The next step is to take these values and translate them into actionable decisions:

  • Exclude: This is typically known as a “negative screen”. You can decide to omit companies from your portfolio if they are involved in activities that contradict your values and objectives. You can exclude companies involved in controversial activities, or reduce exposure to such companies

For example, a family in the healthcare business may choose not to invest in companies that have exposure to tobacco or thermal coal.

  • Promote: A more positive approach comes next. You can actively favour investments in companies that are best-in-class in areas such as labour standards, carbon emissions or governance practices versus their peers.

For example, a university endowment might specify in its investment policy that it commits to investing in companies that do not compromise the ability of future generations to meet their needs, by responsibly considering their environmental and social impacts.

Investors can choose to hold or add more of these firms to their portfolio. Institutional investors may also decide to engage directly with the management of companies that perform worst in terms of sustainability criteria and to call for improvements. If no progress is achieved by the firms in question, divestment is an option.

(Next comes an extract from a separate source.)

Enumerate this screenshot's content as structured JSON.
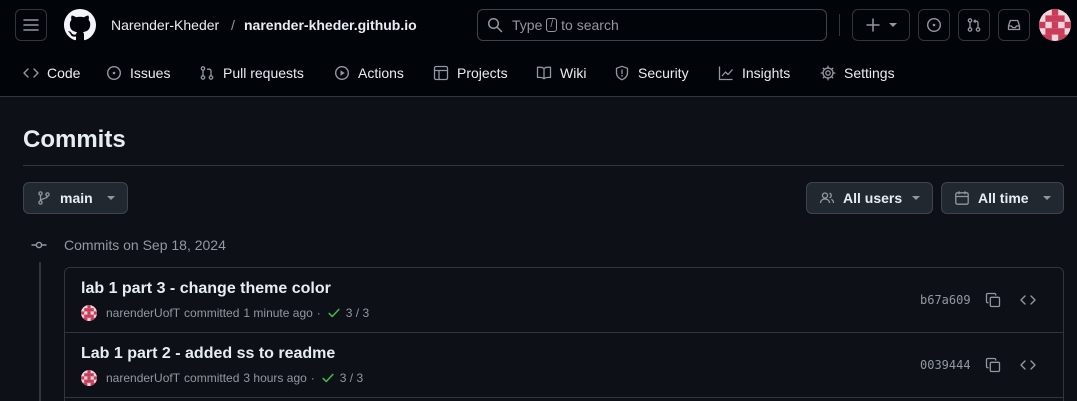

  • Contribute: In addition to including companies that perform well in terms of sustainability, investors can choose to invest in companies that actively contribute to a better world. These firms are intentional in seeking to generate a measurable social or environmental impact alongside financial returns. This could be in areas ranging from access to finance, healthcare or education to sustainable agriculture and conservation.

Before taking the step to implement the above, it would be helpful to analyse your current portfolio, to perform a “health check” via the use of data analytics based on information from specialised sustainable data providers. Analytics help to drill down to the level of individual securities in order to understand which parts of your portfolio are already aligned with your sustainability criteria and to identify any discrepancies.

The framework for constructing a sustainable portfolio described above is just the starting point.